Paul’s attention is grabbed one day when the mysterious Charlie Crabtree steps and stands up to his friend’s tormentor at school. We’re used to the defender being the hero, but there’s something about Charlie that immediately presents us from seeing him as such, and what happens next suggests that Charlie may have knowledge of future events, and may even be able to control them. Paul and his friend are sucked in to a manipulative schoolboy power-play, which centres around recording their dreams. If you ever kept a dream diary as a teenager, looking for patterns and ‘messages’, then this will really take you back.
This is not, however, a schoolboy action novel, and ‘the murder’ is hinted at several times in the first half of the novel, although the nature of this crime, and indeed its victim, is not revealed until later on in the novel. This worked well – there was enough to get my head around in the early stages, with Paul’s past, and the story of Detective Amanda Beck, who is investigating a murder in the present. Predictably, the two crimes are linked, but whether the latest case is a copycat crime, and what happened to Charlie after ‘the murder’ takes a while to become apparent. It was a little confusing to have two timelines, 25 years apart, and two main characters, but they did quickly connect and it added depth to the narrative.

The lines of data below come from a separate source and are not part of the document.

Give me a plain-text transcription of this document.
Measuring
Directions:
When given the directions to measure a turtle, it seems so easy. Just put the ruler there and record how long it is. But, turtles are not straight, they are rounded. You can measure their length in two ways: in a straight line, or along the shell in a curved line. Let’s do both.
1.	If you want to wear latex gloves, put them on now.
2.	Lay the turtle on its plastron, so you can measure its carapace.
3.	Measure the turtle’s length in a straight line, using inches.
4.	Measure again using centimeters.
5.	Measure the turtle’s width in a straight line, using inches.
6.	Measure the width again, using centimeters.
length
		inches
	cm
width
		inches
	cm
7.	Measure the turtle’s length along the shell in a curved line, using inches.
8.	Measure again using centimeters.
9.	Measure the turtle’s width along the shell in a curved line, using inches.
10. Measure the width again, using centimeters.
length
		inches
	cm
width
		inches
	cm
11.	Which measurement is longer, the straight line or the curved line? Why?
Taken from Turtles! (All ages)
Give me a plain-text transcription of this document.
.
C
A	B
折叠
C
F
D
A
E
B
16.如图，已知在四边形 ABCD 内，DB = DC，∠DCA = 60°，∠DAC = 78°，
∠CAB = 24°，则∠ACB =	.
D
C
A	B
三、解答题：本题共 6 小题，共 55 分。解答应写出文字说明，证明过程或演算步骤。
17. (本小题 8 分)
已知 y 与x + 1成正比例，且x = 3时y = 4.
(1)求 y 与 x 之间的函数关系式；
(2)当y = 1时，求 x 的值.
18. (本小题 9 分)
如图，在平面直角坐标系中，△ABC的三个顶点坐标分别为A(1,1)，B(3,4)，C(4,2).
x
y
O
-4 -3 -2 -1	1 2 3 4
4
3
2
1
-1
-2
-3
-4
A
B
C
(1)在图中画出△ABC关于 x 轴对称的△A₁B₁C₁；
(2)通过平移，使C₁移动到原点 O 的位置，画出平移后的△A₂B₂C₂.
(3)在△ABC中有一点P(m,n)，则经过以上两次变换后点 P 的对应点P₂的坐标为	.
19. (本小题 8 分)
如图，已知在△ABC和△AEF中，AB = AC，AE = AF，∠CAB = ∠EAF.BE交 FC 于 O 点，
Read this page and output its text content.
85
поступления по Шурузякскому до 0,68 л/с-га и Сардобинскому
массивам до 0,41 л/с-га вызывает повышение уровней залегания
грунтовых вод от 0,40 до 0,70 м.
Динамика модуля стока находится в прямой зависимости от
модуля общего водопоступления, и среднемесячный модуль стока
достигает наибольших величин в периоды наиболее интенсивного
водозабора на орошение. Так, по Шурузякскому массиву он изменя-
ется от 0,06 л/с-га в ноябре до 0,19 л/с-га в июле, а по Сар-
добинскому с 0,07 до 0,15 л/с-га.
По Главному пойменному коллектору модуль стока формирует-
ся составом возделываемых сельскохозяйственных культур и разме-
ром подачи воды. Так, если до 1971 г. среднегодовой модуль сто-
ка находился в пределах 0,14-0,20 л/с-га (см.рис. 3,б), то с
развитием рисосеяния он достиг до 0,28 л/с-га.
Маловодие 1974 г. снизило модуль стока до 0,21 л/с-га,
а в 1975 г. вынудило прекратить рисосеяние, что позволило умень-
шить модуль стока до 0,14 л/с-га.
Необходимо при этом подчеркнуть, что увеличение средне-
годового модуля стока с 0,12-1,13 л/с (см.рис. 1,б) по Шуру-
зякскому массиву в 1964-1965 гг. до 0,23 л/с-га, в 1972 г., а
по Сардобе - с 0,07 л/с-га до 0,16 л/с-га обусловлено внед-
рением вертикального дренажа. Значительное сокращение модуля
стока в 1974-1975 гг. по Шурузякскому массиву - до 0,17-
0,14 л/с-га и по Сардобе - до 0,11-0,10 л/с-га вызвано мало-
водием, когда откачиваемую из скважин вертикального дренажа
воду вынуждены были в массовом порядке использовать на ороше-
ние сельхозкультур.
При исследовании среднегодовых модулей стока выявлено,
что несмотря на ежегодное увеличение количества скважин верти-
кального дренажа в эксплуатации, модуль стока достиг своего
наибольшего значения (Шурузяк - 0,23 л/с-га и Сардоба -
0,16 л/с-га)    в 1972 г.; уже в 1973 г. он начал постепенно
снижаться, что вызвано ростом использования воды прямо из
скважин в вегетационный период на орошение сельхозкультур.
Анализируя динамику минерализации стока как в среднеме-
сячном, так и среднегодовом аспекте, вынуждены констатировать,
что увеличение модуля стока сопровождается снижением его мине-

It’s characters are believable, even though the character of Charlie takes the believable to its extreme point. Charlie Crabtree, is a malicious, twisted and troubled boy. Not all boys like this turn to the types of manipulative behaviour that he is shown to, but the threat is always there. In contrast, Paul Adams represents the normal child, the one who is offered the temptation but sees the wrong and turns his back. I enjoyed watching how Paul acted as a teenager, and how these traits were continued as an adult.
The settings are familiar – we all have a dark wood that we found scary as a child, we all had places that we were warned not to go – and although the descriptions of setting where sometimes a little vague, my brain simply inserted my own scary places, and I think that made it all a bit creepier!
The current trend of the dual-narrative point of view again features in this thriller, and this was enhanced by it being read by two different voices, belonging to John Heffernan and Hannah Arterton – both of which I enjoyed listening to. Audiobooks can sometimes be spoilt by a reader who does not understand the novel’s tone or pace, or by those who feel the need to put on silly voices, or mispronounce unusual words, but these two sounded like they were telling me the story in confidence, and thus sustained by attention throughout.
I’d enjoyed reading ‘The Whisper Man’ last year, and found it difficult not to compare the two narratives. However, ‘The Shadows’ did not disappoint – if anything, it is creepier, darker and more worrying than its predecessor.
Thank you to NetGalley UK for allowing me a free copy of this audiobook in exchange for my honest review.